「分野別」で考える理由
この記事は「分野別・危機管理広報のポイント」シリーズの導入回です。
先の「危機管理広報の基本シリーズ」が、全分野を「鳥の目」で見た危機管理広報の基本だととすれば、こちらは各分野を「虫の目」で見た危機管理広報のポイントです。

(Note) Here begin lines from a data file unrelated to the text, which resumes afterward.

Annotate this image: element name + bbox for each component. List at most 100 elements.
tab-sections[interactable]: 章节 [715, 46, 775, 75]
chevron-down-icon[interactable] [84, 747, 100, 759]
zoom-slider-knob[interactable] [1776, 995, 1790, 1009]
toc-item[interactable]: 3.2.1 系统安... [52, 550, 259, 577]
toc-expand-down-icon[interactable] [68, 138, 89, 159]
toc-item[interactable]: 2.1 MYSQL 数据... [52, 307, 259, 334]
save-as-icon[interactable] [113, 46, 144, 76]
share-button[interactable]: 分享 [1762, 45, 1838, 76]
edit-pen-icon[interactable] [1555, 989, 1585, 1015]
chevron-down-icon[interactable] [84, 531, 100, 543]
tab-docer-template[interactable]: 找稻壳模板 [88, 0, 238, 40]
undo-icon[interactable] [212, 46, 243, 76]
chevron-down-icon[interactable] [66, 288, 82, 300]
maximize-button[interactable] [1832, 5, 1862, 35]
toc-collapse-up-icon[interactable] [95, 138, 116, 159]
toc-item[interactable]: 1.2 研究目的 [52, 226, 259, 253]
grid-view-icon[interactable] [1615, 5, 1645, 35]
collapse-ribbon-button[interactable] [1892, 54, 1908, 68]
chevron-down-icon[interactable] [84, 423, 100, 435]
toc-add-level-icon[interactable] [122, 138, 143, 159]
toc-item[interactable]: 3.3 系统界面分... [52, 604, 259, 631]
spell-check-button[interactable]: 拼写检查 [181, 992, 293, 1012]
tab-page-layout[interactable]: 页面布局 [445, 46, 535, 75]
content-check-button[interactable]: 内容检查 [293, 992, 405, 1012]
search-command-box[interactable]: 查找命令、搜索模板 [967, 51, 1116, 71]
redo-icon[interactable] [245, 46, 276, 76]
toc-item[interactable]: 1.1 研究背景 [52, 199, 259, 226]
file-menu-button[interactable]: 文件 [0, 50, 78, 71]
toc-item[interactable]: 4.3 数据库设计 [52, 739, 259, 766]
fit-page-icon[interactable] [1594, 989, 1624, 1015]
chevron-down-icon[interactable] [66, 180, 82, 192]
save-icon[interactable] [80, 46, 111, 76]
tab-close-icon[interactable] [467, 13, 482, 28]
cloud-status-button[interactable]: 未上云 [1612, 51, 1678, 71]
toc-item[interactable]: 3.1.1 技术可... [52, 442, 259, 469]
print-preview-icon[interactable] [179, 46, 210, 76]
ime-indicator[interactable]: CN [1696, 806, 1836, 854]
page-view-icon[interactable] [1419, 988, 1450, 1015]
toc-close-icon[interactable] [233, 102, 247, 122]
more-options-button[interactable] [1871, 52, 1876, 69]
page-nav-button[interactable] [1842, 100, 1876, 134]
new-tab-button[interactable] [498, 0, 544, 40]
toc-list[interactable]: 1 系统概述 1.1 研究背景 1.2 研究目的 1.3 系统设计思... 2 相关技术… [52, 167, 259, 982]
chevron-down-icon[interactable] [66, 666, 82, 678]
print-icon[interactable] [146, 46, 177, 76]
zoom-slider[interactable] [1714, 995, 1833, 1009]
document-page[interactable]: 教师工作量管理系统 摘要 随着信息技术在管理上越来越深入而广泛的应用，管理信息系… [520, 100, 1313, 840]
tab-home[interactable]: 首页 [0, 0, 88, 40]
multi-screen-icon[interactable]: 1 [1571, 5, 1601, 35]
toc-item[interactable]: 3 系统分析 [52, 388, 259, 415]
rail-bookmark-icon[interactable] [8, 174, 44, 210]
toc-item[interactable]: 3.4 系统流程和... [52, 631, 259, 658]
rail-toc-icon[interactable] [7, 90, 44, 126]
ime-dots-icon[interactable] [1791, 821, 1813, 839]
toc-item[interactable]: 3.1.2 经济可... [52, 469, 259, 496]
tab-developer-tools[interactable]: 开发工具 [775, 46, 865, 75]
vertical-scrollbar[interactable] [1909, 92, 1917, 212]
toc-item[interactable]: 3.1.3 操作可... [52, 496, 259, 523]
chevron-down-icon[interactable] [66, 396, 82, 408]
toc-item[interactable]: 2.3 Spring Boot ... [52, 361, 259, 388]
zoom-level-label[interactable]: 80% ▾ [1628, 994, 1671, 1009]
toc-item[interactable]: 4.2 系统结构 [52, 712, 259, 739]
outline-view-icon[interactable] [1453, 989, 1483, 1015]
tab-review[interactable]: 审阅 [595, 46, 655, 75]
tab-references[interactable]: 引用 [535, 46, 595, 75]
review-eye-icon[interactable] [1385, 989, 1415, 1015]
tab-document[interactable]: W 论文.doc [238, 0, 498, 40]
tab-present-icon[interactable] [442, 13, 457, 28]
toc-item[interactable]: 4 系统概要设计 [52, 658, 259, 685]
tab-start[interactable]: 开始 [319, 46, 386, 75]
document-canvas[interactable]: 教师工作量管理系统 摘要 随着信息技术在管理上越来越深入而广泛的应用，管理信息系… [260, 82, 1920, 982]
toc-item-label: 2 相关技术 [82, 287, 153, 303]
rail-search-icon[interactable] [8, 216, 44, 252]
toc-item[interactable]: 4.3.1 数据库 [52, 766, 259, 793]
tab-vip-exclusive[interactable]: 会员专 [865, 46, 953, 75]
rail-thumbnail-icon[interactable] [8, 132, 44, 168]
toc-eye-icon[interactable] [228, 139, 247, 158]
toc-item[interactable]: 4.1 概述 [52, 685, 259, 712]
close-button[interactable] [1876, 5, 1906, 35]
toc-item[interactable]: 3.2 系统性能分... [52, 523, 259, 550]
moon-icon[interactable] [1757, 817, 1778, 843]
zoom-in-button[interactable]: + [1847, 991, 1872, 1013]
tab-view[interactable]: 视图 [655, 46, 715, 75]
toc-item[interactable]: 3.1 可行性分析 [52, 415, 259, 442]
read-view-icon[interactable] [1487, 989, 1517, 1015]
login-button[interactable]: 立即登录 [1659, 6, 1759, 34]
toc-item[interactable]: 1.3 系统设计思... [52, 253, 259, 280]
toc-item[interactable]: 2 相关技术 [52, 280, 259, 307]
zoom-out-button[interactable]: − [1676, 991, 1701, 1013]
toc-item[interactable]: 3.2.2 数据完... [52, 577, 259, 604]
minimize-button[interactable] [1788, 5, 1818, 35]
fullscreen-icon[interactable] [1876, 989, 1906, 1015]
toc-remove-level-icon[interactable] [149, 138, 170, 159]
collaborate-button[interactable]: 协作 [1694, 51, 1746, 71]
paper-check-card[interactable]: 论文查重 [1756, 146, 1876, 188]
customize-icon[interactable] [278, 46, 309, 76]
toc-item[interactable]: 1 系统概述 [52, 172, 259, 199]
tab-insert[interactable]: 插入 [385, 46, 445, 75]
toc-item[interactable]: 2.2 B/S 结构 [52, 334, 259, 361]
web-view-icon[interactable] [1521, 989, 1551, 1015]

分野ごとの特性に着目し、「ここだけは」というポイントを挙げています。
① 原則だけではうまくいかないことがある
危機管理広報には、共通する基本的な考え方があります。
・正確な情報を伝える
・迅速に対応する
・誠実な姿勢で説明する
これらは、どの分野においても重要な原則です。
しかし、実際の現場では、基本に沿って対応しているにもかかわらず、
・意図がうまく伝わらない
・不信感を持たれてしまう
・説明がかえって混乱を招く
といったことが起きる場面があります。
▶︎ 原則どおりに対応しているのに、うまくいかない
なぜでしょうか?
その背景には、「分野ごとの違い」があるからです。
② なぜ分野によって違いが生まれるのか
危機管理広報が難しい理由の一つは、分野ごとに前提条件が異なることにあります。
例えば、
・守るべきものが違う
・関係する人や立場が異なる
・意思決定のプロセスが異なる
・長年の慣習や不文律が存在する
といった違いです。
パッと思いつく要素をいくつか挙げてみましょう。
・議会では政治的中立性が強く求められる
・医療では専門性と人命への配慮が最優先される
・教育では子どもや保護者への影響が重視される
・企業ではブランドや信頼が経営に直結する
分野によって、こうした背景の違いがあります。
そのため、同じ内容であっても
▶︎ 伝え方や受け取られ方が変わる
ということが起きるわけです。
③ 分野特有のリスクとは何か
分野ごとの違いは、そのまま「リスクの出方の違い」にもつながります。
例えば、
・正確さを重視するあまり、説明が分かりにくくなる
・配慮を優先するあまり、表現が曖昧になる
・組織内の調整に時間がかかり、初動が遅れる
といった現象です。
これらは一見すると別々の問題に見えますが、
▶︎ それぞれの分野で大切にしているものが反映された結果
であるともいえます。
だからこそ、単に「正しいやり方」を当てはめるだけではなく、
▶︎ その分野の前提に合わせて調整すること
が求められるのです。
④ 分野別で考えるメリット
そこで、分野別の特性を踏まえたうえで
リスクコミュニケーションを考えてみましょう。
具体的には、
・何を優先すべきかが明確になる
・不要な調整や迷いが減る
・説明の軸がぶれにくくなる
といった効果があります。
▶︎ 現場の判断がしやすくなる
これは、単に効率の問題ではなく、
▶︎ 適切なタイミングで、適切な説明ができるかどうか
に直結します。
⑤ このシリーズで扱う内容
次の記事からは、分野ごとの特性を踏まえながら、危機管理広報のポイントを整理していきます。
具体的な分野として想定するのは以下の5つです。
・自治体
・議会
・医療
・教育機関
・一般企業
それぞれについて
・どのようなリスクが生じやすいのか
・なぜそのようなリスクが生まれるのか
・どのように対応すべきか
を、実務の視点から整理します。
⑥ まとめ
危機管理広報には共通する原則がありますが、
▶︎ そのまま適用するだけでは十分ではありません。
重要なのは、
▶︎ その現場に合った伝え方を選ぶこと
です。
分野ごとの違いを理解することは、
単に知識を増やすことではなく、
▶︎ 適切な判断を行うための前提を整えること
であり
▶︎ 適切なタイミングで、適切なコミュニケーションをとること
です。
シリーズでは、その違いを一つずつ整理しながら、
実務に活かせる形で共有していきます。